Такой опорой могла бы стать для нее дочь, но не стала…

На улице бушевала гроза, косой дождь хлестал в огромные окна. Энн вошла в кухню и огляделась по сторонам. В кухне все сияло, и она одобрительно кивнула, мысленно похвалив новую горничную. Девушка уже ушла домой, но Энн решила, что обязательно скажет ей об этом утром.

«Насколько легче завоевать расположение и любовь подчиненных, чем собственной дочери!» – подумала она. Иногда Энн казалось, что она потеряла Марго в тот самый день, как она родилась. И выросла чересчур красивой, чересчур самостоятельной и решительной.

Энн всегда волновалась за Марго, а когда узнала о последних событиях, с горечью поняла, что волновалась не напрасно. Но чем она могла помочь своему ребенку? Увы, она никогда не могла ничего сделать ни для Марго, ни с ней…

Долгими бессонными ночами Энн спрашивала себя, что она сделала не так. Может быть, была с Марго чересчур сдержанна? Но ведь это только потому, что боялась дать ей слишком много! Боялась, что девочке захочется еще больше, потом еще и еще… Впрочем, именно так и произошло.

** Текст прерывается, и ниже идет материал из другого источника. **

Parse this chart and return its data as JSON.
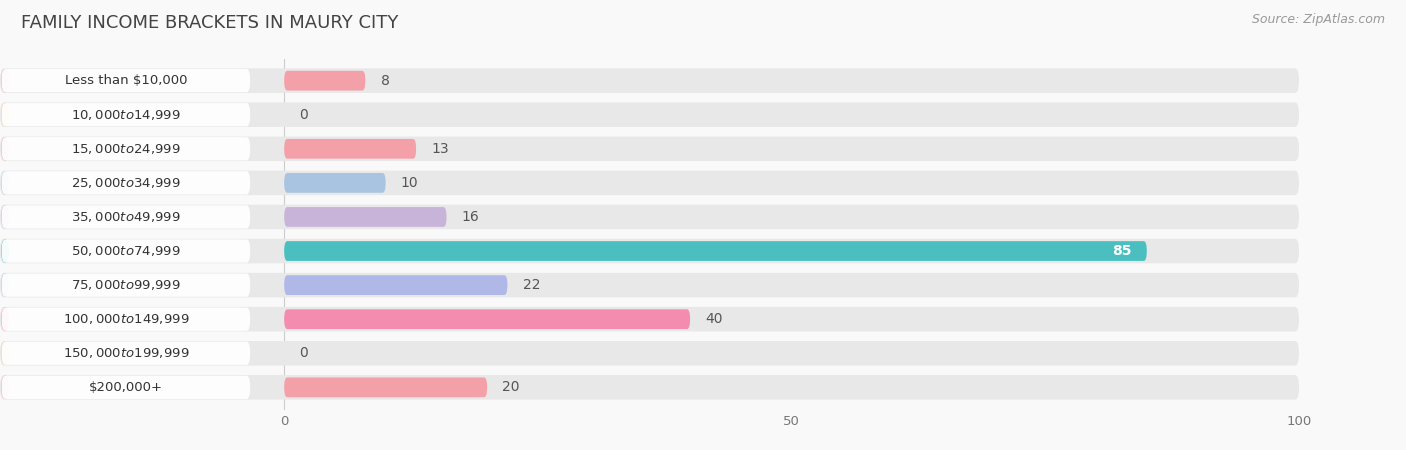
{
  "title": "Family Income Brackets in Maury City",
  "source": "Source: ZipAtlas.com",
  "categories": [
    "Less than $10,000",
    "$10,000 to $14,999",
    "$15,000 to $24,999",
    "$25,000 to $34,999",
    "$35,000 to $49,999",
    "$50,000 to $74,999",
    "$75,000 to $99,999",
    "$100,000 to $149,999",
    "$150,000 to $199,999",
    "$200,000+"
  ],
  "values": [
    8,
    0,
    13,
    10,
    16,
    85,
    22,
    40,
    0,
    20
  ],
  "bar_colors": [
    "#f4a0a8",
    "#f9c98a",
    "#f4a0a8",
    "#a8c4e0",
    "#c8b4d8",
    "#4bbfbf",
    "#b0b8e8",
    "#f48cb0",
    "#f9c98a",
    "#f4a0a8"
  ],
  "bg_track_color": "#e8e8e8",
  "xlim": [
    0,
    100
  ],
  "xticks": [
    0,
    50,
    100
  ],
  "background_color": "#f9f9f9",
  "title_fontsize": 13,
  "label_fontsize": 9.5,
  "value_fontsize": 9,
  "source_fontsize": 9
}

К тому же Энн не была любительницей демонстрировать свои чувства. Слугам так положено, даже если хозяева к ним добры. Она-то свое место знала. Ну почему Марго отказывалась знать свое?!

Энн вдруг поняла, что не может сдержать слез, и даже зажмурилась, чтобы не разрыдаться. Ну хватит думать о Марго! Девочка далеко, а дела – дела не ждут, надо проверить, все ли в доме в порядке.

Она выпрямилась и сделала глубокий вдох. Свежевымытый пол блестел, полки и буфеты сияли, шестиконфорочная плита была после ужина вымыта и вычищена. Дженни не забыла даже поменять воду в стоявшей на столе вазочке с нарциссами. Энн была очень довольна тем, что интуиция ее не подвела и горничную она выбрала работящую.

Теперь надо проверить, политы ли цветы. Энн подошла к подоконнику, уставленному горшками, потрогала землю – сухая. Недолго думая, она сама взялась за лейку: ведь в обязанности Дженни не входит поливать цветы. Это дело поварихи. А миссис Вильямсон с возрастом стала немного рассеянной. Энн частенько под каким-нибудь предлогом заходила в кухню, когда готовили еду, чтобы убедиться, что миссис Вильямсон ничего не испортила и не сожгла.

Любая хозяйка давно бы отправила старушку на пенсию; любая, но не мисс Лора. Мисс Лора понимает, как трудно оказаться на старости лет никому не нужной. Мисс Лора свято хранит традиции дома Темплтонов.

Было уже начало одиннадцатого, и в доме стояла тишина. Все дела на сегодня переделаны. Напоследок еще раз окинув взглядом кухню, Энн собралась уже уйти к себе, и тут дверь распахнулась. В комнату ворвался ветер с дождем. И в первое мгновение ей показалось, что дверь открылась сама собой. Но нет, на пороге кто-то стоял, и у Энн сердце подпрыгнуло в груди.

– Привет, мам! – Улыбка – профессиональная, только глаза не улыбаются. Марго провела рукой по мокрым волосам. – Я увидела свет – в прямом смысле и в переносном, – добавила она с нервным смешком.